La RDC veut renforcer la place des entreprises congolaises dans la sous-traitance privée. Lors d’un briefing presse tenu le 27 avril 2026 à Kinshasa, l’ARSP a rappelé qu’une société éligible doit avoir au moins 51 % de son capital détenu par des Congolais. Cette règle vise à faire circuler davantage de revenus dans l’économie nationale, surtout dans les secteurs dominés par les grandes entreprises minières.
Miguel Kashal, Directeur général de l’Autorité de régulation de la sous-traitance dans le secteur privé, l’a présenté comme un outil destiné à soutenir les PME locales, à ouvrir l’accès aux marchés et à créer plus d’emplois.
« Une société est éligible à la sous-traitance lorsqu’elle respecte la loi : 51 % du capital doit être détenu par des Congolais, contre 49 % maximum pour les expatriés », a déclaré Miguel Kashal. Cette exigence ne ferme pas la porte aux partenaires étrangers. Elle fixe plutôt une règle de contrôle. Les investisseurs et experts internationaux peuvent rester associés aux entreprises locales, mais la majorité du capital doit revenir aux Congolais afin que la valeur créée reste davantage dans le pays.
Des marchés annexes pour soutenir les PME congolaises
L’ARSP veut aussi limiter l’intégration verticale des grandes sociétés extractives.
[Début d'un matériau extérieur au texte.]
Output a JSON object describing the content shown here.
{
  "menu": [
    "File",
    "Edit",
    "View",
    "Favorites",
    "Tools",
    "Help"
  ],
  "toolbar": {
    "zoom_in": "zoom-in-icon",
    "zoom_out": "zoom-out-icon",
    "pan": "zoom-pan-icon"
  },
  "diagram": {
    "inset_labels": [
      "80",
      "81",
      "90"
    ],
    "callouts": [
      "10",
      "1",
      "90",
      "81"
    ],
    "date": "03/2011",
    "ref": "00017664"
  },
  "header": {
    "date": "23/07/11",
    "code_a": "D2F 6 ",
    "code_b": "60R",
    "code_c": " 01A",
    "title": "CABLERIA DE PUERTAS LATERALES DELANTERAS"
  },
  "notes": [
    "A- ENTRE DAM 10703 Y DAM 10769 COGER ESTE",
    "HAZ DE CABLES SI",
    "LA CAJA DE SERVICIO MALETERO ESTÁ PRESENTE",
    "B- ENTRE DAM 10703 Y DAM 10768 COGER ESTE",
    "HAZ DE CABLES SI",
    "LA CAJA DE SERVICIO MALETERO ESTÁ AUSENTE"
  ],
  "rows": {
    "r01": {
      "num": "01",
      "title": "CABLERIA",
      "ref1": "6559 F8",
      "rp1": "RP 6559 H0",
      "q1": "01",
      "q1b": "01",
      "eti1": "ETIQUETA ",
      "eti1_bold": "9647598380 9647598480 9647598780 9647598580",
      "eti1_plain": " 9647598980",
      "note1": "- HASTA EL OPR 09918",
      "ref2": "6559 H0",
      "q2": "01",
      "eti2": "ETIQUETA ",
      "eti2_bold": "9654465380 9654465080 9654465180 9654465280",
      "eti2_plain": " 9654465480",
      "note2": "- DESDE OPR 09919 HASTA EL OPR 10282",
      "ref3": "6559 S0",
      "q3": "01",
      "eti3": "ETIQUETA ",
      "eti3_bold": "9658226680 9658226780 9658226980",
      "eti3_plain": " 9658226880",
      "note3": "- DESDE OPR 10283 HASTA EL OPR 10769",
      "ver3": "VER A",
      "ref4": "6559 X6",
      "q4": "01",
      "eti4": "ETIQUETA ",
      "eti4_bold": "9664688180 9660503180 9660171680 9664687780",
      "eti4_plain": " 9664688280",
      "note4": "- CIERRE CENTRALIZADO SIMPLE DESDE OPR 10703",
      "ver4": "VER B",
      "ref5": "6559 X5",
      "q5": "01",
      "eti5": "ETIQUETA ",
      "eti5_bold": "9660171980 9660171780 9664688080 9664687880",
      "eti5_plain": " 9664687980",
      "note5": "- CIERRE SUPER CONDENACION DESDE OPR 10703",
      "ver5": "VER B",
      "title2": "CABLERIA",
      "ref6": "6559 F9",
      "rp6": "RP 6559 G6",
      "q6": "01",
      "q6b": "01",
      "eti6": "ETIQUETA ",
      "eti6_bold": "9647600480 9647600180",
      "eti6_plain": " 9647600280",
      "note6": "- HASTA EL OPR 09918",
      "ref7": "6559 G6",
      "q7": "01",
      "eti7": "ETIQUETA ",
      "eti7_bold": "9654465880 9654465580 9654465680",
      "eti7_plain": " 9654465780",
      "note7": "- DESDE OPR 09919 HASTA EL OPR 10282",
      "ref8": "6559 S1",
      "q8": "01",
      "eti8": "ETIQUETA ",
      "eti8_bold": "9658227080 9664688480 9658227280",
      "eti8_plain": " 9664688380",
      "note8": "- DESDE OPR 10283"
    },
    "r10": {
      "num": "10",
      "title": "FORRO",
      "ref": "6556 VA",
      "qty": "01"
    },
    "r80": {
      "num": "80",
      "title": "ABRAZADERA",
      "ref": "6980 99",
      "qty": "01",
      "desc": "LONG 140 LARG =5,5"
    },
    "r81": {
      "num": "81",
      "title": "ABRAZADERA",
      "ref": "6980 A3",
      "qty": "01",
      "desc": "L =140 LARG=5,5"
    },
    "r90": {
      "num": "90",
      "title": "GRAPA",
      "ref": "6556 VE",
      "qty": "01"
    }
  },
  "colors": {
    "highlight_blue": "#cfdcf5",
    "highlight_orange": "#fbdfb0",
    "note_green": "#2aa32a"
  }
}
Cette expression désigne une situation où une même entreprise contrôle plusieurs activités autour de son métier principal, depuis l’exploitation minière jusqu’aux services, aux fournitures ou aux intrants nécessaires à sa production. Selon les orientations présentées, certaines activités annexes sont désormais interdites aux sociétés minières, notamment la commercialisation de l’acide sulfurique, de la chaux vive ou du charbon.
La mesure cherche à éviter que les grands groupes gardent tous les marchés liés à leurs activités. Elle doit ouvrir un espace aux PME congolaises, souvent exclues des contrats mieux rémunérés faute de capital, d’équipements, de réseau ou de capacités techniques suffisantes. Dans une économie encore portée par les mines, ces marchés peuvent devenir une source de revenus pour les entreprises nationales et aider à construire un tissu entrepreneurial plus solide.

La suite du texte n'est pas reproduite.